Web application with simple one-page interface.
Input: A list of URLs of thumbnail/movie gallery HTML pages which have textual, graphical, image, and video content in various formats and layouts.
Output: A CSV dump file which includes the Title, Description, Video thumbnail filename, Video filename (FLV format), Video duration (minutes:seconds), Video height (pixels), Video width (pixels) AND a ZIP file including the video and thumbnail files.
Magic:
1) Spider will need to navigate page and catalog all direct links to video files and video files hosted on the page.
1a) Spider will need to forge referral page information when requesting images and videos to get around webserver leaching restrictions.
2) If the video file is in WMV format, convert it to FLV and save a local copy for inclusion in ZIP file. If the video file is already in FLV format, just save a local copy.
3) If the video file is direct linked from the gallery page, and it is linked from this page via a linked image, save that image as the thumbnail for that video.
4) Determine the height and width of the video file and resize the image thumbnail to the same dimensions.
5) If there is no image thumbnail (see #3), create a thumbnail (with the same height/width as the video; jpeg format) from a random frame of the video file.
6) Determine the duration of the video clip and save this for export in the resulting CSV file
7) Save the title of the gallery page as the the title of the video clip. If there are multiple videos on a single gallery, append "#1", "#2", etc. to the end of the title.
7a) Rename video file and video thumbnail file to correspond to this same title format (to prevent filename collisions with past or future videos).
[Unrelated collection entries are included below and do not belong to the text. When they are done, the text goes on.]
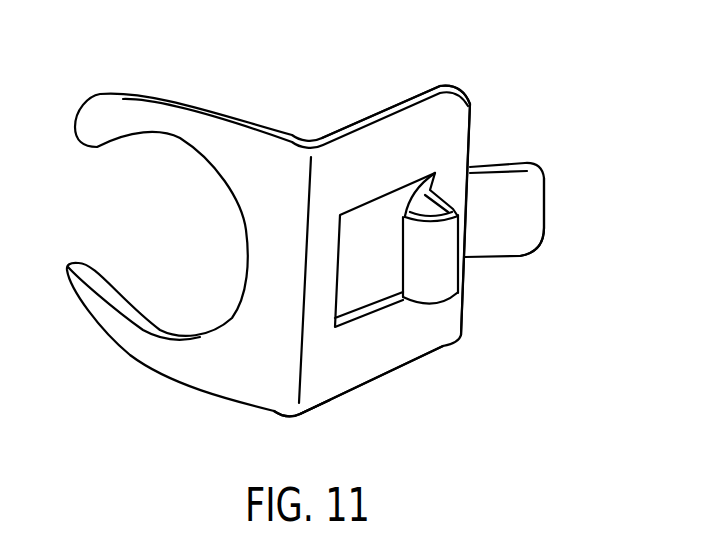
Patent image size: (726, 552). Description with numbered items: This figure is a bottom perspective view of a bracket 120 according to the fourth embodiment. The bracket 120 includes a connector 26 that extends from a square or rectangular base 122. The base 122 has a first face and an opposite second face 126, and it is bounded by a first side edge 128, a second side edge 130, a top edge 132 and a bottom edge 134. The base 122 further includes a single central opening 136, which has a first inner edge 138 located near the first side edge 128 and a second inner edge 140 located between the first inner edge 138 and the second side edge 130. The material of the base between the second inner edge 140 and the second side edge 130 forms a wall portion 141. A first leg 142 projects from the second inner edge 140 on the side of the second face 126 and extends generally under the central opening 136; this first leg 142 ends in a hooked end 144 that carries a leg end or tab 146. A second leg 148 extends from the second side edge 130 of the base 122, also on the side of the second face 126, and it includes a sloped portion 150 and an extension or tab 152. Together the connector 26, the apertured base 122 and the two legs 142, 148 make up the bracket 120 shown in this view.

The bracket 120 is at (284, 92).
The connector 26 is at (205, 370).
The first side edge 128 is at (320, 138).
The bottom edge 134 is at (415, 97).
The second face 126 is at (450, 127).
The central opening 136 is at (363, 258).
The first inner edge 138 is at (338, 293).
The second side edge 130 is at (463, 310).
The hooked end 144 is at (432, 292).
The leg end or tab 146 is at (410, 213).
The second inner edge 140 is at (440, 183).
The first leg 142 is at (410, 197).
The wall portion 141 is at (465, 267).
The second leg 148 is at (530, 183).
The extension or tab 152 is at (540, 213).
The sloped portion 150 is at (503, 240).
The base 122 is at (397, 370).
The top edge 132 is at (350, 397).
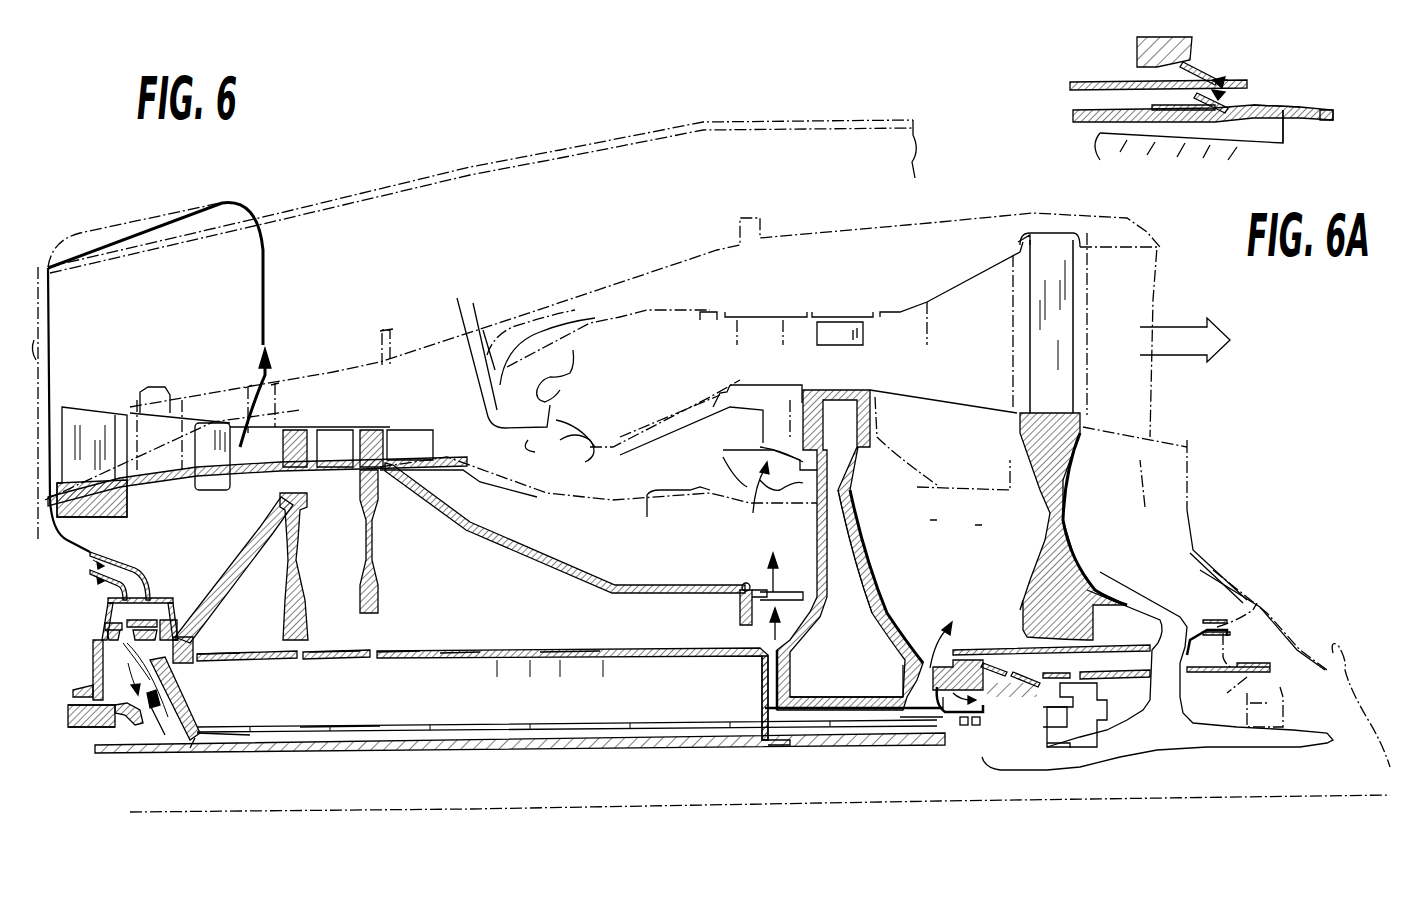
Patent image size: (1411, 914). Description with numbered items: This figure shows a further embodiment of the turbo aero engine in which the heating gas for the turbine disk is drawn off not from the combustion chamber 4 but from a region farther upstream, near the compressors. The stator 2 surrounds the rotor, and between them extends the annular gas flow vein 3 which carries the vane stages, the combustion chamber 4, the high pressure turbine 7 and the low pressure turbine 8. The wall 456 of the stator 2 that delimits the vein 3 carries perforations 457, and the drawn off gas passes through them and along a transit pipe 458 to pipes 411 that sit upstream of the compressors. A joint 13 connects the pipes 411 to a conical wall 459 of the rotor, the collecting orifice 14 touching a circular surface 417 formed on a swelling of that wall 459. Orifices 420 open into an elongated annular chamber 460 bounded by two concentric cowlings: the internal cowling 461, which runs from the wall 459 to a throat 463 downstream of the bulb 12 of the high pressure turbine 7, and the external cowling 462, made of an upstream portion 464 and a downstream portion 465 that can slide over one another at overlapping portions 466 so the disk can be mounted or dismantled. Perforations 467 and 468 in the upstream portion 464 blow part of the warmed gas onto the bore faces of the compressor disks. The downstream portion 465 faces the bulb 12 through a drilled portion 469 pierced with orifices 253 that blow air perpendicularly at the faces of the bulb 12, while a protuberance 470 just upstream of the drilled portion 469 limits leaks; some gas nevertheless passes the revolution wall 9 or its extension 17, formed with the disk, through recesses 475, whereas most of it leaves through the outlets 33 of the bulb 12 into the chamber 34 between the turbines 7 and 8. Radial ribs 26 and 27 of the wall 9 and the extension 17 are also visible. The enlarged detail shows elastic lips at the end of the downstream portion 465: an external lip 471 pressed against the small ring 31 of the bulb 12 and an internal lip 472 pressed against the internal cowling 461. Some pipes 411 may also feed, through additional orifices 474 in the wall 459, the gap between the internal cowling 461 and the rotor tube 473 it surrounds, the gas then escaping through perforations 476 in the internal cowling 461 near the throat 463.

8) Catalog all text of at least 2 sentences long for export as description of video clips on page.
9) Use a predefined list of 'stop' words to disqualify certain sentences from being included in Description collation.
9) Export a CSV file with one line per video clip and all other information described in Output section above. There may be multiple entries if there are multiple videos hosted or linked from the gallery page.
10) Export a zip file which includes all of the thumbnails and FLV video files.
Requirements Interview Answers:
To help you bid more accurately, the employer was interviewed about the requirements for this project. Below are their answers.
Untitled Page
Other Requirements:
You will be required to develop and test this software with pages which contain adult content. You must accept this provision to be selected for this project.
Example gallery pages will be provided to use during development and test phases.
Remember that contacting the other party outside of the site (by email, phone, etc.) on all business projects < $500 (before the employer's money is escrowed) is a violation of both the employer and worker agreements.
vWorker.com monitors all site activity for such violations and can instantly expel transgressors on the spot, so we thank you in advance for your cooperation.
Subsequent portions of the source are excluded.